Page 216 of A Good Girl's Guide to Murder
‘I see,’ he said with a kind smile. ‘Sometimes a change of scenery is good for concentration.’
‘But, Dad . . .’ She hated the lie that was about to come out of her mouth. ‘Something happened. I don’t know how. I went to the toilet for just a minute and when I came back my laptop was gone. No one there saw anything. I think it was stolen.’ She looked down at her scuffed boots. ‘I’m sorry, I shouldn’t have left it.’
Victor shushed her and folded her into a hug. One she really, really needed. ‘Don’t be silly,’ he said, ‘things are not important. They are replaceable. I only care if you’re OK.’
‘I’m OK,’ she said. ‘Any sign this morning?’
‘None yet, but Josh and Mum are going back out this afternoon and I’m going to ring round the local shelters. We will get him back, pickle.’
She nodded and stepped back from him. They were going to get Barney back; she’d done everything she had been told to do. That was the deal. She wished she could say something to her family, to take some of the worry out of their faces. But it wasn’t possible. It was another of those Andie Bell secrets Pip had found herself trapped inside.
As for giving up on Andie now, could she really do that? Could she walk away, knowing that Sal Singh wasn’t guilty? Knowing a killer walked the same Kilton streets as her? She had to, didn’t she? For the dog she’d loved for ten years, the dog who loved her back even harder. For her family’s safety. For Ravi too. How would she convince him to give up on this? He had to, or his could be the next body in the woods. This couldn’t go on; it wasn’t safe any more. There was no choice. The decision felt like a shard from the shattered laptop screen had stuck through her chest. It stabbed and cracked every time she breathed.
Pip was upstairs at her desk, looking through past papers for the ELAT exam. The day had grown dark and Pip had just flicked on her mushroom-shaped desk lamp. She was working to theGladiatorsoundtrack playing through her phone speakers, flicking her pen in time with the strings. She paused the music when someone knocked on the door.
‘Yep,’ she said, spinning in her desk chair.
Victor came in and closed the door behind him. ‘You working hard, pickle?’
She nodded.
He walked over and propped his back against her desk, his legs crossed out in front of him.
‘Listen, Pip,’ he said gently. ‘Someone just found Barney.’
Pip’s breath stuck halfway down her throat. ‘Wh-why don’t you look happy?’
‘He must have fallen in somehow.

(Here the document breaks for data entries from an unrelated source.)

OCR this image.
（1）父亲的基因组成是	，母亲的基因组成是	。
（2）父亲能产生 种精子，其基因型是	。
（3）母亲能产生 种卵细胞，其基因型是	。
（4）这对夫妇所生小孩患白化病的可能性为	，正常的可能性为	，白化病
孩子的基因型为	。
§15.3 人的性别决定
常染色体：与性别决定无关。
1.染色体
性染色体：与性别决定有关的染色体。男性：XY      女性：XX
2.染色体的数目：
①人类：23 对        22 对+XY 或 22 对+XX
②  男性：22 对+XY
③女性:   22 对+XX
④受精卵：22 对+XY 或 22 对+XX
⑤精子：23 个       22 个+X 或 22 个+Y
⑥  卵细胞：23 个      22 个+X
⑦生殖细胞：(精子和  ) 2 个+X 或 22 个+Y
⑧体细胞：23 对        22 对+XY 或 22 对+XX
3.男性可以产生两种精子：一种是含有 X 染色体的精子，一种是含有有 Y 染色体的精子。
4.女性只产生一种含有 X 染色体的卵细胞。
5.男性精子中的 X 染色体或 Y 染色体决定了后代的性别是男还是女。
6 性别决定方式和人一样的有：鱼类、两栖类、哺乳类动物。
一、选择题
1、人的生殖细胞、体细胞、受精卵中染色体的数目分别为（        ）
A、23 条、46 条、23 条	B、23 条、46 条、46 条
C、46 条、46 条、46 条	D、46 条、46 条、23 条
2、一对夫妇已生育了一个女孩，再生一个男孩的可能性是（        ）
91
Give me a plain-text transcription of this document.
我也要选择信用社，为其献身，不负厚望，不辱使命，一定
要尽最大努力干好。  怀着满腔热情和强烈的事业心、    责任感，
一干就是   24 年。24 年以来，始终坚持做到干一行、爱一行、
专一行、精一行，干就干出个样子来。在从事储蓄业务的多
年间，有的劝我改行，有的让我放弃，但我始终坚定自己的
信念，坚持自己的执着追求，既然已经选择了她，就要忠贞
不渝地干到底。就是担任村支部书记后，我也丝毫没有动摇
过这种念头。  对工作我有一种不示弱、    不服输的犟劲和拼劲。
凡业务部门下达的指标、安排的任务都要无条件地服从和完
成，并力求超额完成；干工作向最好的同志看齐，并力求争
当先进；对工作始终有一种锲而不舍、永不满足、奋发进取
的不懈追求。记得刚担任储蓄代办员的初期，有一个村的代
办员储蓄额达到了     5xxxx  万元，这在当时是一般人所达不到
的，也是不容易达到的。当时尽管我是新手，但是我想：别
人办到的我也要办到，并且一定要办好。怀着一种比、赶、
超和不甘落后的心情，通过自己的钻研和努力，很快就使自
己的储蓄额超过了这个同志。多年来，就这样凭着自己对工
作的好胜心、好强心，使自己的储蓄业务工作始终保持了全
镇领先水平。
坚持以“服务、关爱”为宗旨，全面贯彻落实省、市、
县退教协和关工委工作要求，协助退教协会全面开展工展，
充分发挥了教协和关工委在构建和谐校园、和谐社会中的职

They found him in the river.’ Her dad reached down and took her hand. ‘I’m sorry, darling. He drowned.’
Pip wheeled away from her dad, shaking her head.
‘No,’ she said. ‘He can’t have done. That’s not what . . . No, he can’t be . . .’
‘I’m sorry, pickle,’ he said, his bottom lip trembling. ‘Barney died. We’re going to bury him tomorrow, in the garden.’
‘No, he can’t be!’ Pip jumped to her feet now, pushing Victor away as he stepped forward to hug her. ‘No, he isn’t dead. That’s not fair,’ she cried, the tears hot and fast down to the dimple in her chin. ‘He can’t be dead. It’s not fair. It’s not . . . it’s not . . .’
She dropped to her knees and sat back on the floor, hugging her legs into her chest. A chasm of unspeakable pain opened inside, glowing black.
‘This is all my fault.’ Her mouth pressed into her knee, stifling her words. ‘I’m so sorry. I’m so, so sorry.’
Her dad sat down beside her and tucked her into his arms. ‘Pip, I don’t want you to blame yourself, not even for a second. It’s not your fault he wandered away from you.’
‘It’s not fair, Dad,’ she cried into his chest. ‘Why is this happening? I just want him back. I just want Barney back.’
‘Me too,’ he whispered.
They sat that way for a long time on her bedroom floor, crying together. Pip didn’t even hear when her mum and Josh came into the room. She didn’t know they were there until they slotted themselves in, Josh sitting on Pip’s lap, his head on her shoulder.
‘It’s not fair.’
Thirty-Six
They buried him in the afternoon. Pip and Josh planned to plant sunflowers over his grave in the spring, because they were golden and happy, just like him.
Cara and Lauren came over for a while, Cara laden with cookies she’d baked for them all. Pip couldn’t really talk; every word almost stumbled into a cry or a scream of rage. Every word stirred that impossible feeling in her gut, that she was too sad to be angry but too angry to be sad. They didn’t stay for long.
It was evening now and there was a high ringing sound in her ears. The day had hardened her grief and Pip felt numb and dried out. He wasn’t coming back and she couldn’t tell anyone why. That secret, and the guilt in its wake, was the heaviest thing of all.